Vinte anos após dar os primeiros passos para a estabilização da economia, o ex-ministro da Fazenda do governo Itamar Franco e ex-presidente da República Fernando Henrique Cardoso avalia que o Brasil passa por momento político semelhante ao do lançamento do Plano Real, com anseio por mudanças. FH observa que o plano não foi apenas um conjunto de técnicas para controlar preços, mas um processo educativo que permitiu ao brasileiro entender como a inflação o prejudicava. Em entrevista por e-mail, ele alerta que, embora o país esteja longe do descontrole de preços, a memória inflacionária ainda é um risco.
Ainda existe risco de descontrole de preços?
Sempre existe a possibilidade de descontrole de preços. Como o governo menospreza a busca pela redução da inflação, mesmo que gradual, limitando-se a sugerir que basta não ultrapassar o teto da meta inflacionária, e como há muitos preços represados por decisão governamental, o risco aumenta. Não creio que seja iminente nem que estejamos diante do que aconteceu no passado, mas é preciso mudar a atitude leniente e estar sempre de olho no que já está indexado.
Por que a inflação se mantém acima dos 6%?
Como se viu na época do Real, há um componente de inércia que conta. Já que os preços subiram e vão continuar subindo, na dúvida, façamos um pequeno aumento. São resquícios da memória inflacionária. Além disso, a política monetária sozinha não dá conta de controlar a inflação. É preciso combiná-la com a política fiscal. E o que estamos vendo, às vésperas das eleições, é afrouxamento fiscal.
O Brasil teve a menor taxa de juros de sua História. Por que não se sustentou?
Desde o governo Lula, o mantra é: mais crédito (público) e mais consumo. Houve pouca atenção ao aumento de produtividade e à atração de investimentos produtivos. Houve mais gastos correntes do governo.
Como é possível retomar a confiança dos empresários?
A visão econômica do governo, registrada pelos empresários como inamistosa, cria um clima de pessimismo. Se a isso agregamos os erros na política econômica e a demora, desde o governo Lula, em enfrentar os gargalos da infraestrutura pelo temor do investimento privado, temos a situação atual de baixo crescimento. Não se pode esquecer também da percepção de que o processo educativo é falho e, com isso, a recuperação dos índices de produtividade se torna mais difícil.

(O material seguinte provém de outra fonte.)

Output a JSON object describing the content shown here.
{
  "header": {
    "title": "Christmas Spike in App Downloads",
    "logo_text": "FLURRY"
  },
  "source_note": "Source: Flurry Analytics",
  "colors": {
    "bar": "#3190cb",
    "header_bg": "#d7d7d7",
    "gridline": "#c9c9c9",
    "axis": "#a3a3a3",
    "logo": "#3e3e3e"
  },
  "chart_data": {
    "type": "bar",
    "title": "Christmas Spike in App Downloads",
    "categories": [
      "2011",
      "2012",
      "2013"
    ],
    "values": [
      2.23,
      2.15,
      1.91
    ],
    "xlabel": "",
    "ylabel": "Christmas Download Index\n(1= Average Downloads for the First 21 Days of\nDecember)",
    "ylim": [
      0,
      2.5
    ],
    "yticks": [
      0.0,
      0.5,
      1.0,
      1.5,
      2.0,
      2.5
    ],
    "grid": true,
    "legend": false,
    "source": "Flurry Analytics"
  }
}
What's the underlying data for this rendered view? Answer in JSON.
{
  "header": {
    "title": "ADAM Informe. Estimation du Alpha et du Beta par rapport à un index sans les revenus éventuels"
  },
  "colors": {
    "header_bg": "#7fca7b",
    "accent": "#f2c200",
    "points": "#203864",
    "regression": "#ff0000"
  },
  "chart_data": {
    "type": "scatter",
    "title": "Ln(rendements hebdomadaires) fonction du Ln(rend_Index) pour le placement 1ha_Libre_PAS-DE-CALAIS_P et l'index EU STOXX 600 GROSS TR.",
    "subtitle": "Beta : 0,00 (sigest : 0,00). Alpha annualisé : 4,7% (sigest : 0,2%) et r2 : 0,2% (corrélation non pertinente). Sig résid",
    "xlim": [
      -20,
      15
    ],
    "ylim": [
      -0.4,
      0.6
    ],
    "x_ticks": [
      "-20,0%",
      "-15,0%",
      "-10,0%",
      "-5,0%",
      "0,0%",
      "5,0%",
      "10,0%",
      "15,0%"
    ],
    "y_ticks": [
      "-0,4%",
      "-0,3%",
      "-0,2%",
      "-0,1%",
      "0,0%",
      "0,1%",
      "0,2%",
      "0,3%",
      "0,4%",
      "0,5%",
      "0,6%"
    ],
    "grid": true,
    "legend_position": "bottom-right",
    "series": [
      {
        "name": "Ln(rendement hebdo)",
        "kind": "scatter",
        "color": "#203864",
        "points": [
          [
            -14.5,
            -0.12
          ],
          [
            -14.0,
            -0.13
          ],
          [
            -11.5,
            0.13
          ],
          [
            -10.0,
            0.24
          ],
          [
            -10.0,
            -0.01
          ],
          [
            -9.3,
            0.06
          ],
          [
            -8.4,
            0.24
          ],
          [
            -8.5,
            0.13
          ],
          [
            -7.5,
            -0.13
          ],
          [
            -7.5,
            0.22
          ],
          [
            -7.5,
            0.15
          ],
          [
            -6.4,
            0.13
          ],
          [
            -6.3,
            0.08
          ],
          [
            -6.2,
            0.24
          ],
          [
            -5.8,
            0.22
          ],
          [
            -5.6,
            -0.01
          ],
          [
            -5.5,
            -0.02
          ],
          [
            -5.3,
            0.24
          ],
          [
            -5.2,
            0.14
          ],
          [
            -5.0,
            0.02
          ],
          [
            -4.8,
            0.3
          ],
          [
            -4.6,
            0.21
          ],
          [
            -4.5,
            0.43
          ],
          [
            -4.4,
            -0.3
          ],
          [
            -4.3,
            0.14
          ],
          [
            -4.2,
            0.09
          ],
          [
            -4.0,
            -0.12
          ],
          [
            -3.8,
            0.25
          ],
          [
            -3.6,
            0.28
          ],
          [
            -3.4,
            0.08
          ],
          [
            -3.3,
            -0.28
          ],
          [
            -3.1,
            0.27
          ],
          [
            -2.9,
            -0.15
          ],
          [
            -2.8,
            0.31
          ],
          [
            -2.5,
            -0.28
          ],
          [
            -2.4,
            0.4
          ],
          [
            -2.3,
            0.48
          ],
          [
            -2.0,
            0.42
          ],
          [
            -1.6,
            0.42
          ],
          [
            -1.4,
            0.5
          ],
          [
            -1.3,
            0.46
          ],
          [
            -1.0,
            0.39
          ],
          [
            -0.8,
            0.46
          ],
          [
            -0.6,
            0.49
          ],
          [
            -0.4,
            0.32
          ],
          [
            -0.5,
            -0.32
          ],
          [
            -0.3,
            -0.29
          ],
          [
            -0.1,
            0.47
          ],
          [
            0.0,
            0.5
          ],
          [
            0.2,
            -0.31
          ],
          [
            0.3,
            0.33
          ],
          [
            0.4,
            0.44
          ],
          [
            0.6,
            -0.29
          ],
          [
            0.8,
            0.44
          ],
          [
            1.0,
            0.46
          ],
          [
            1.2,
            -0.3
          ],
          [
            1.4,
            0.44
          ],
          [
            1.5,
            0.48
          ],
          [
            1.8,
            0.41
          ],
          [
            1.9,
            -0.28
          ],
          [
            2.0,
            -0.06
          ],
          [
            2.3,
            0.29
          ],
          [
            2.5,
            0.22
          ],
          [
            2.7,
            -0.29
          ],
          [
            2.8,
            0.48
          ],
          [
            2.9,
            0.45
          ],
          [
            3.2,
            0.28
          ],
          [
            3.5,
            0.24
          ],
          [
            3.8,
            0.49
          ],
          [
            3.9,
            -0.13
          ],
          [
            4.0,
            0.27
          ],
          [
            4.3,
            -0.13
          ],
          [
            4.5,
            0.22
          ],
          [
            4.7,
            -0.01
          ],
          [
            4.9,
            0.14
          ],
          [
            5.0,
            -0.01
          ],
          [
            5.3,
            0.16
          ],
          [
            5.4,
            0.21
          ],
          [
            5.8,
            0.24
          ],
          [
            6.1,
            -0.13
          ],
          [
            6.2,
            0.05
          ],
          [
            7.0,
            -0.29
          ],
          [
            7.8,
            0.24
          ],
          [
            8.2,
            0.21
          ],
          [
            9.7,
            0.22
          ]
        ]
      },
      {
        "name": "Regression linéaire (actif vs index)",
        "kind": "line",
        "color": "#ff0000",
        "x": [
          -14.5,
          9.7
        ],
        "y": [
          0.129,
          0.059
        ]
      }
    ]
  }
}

Após duas décadas, quais conquistas se mantêm?
Sem dúvida o Plano Real, que inicialmente era chamado de Plano FHC, marcou uma mudança na vida brasileira que permaneceu: não aceitar a inflação como inevitável e ver que, com ela, não pode haver melhoria real de salário nem, portanto, de bem-estar. O Plano Real não foi apenas um conjunto de técnicas de controle da inflação. Foi um processo educativo que permitiu ao povo entender como a inflação o prejudicava. Deu condições a governos e empresários de maior previsibilidade para gastos e investimentos. O ajuste econômico foi feito sem perdas, mas com ganhos, para assalariados. Estes objetivos permanecem na mente de todos.
Redistribuição de renda e diminuição da pobreza, com Lula e Dilma, foram complementos ao Real?
A preocupação com salários e bem-estar veio antes dos governos Lula e Dilma. Desde o governo Itamar e do meu, o movimento na direção de melhor distribuição de renda, redução da pobreza e melhores condições de vida estiveram presentes. As conjunturas eram mais adversas, sobretudo as internacionais. Entretanto, o sentido de melhoria veio com o Plano Real. Perder estes ganhos com a aceitação implícita da inflação é erro óbvio de condução da política econômica, que leva à perda da confiança dos empresários e à “estagflação” (crescimento baixo e inflação alta), na qual já estamos. Com o tempo, levará a perdas sociais.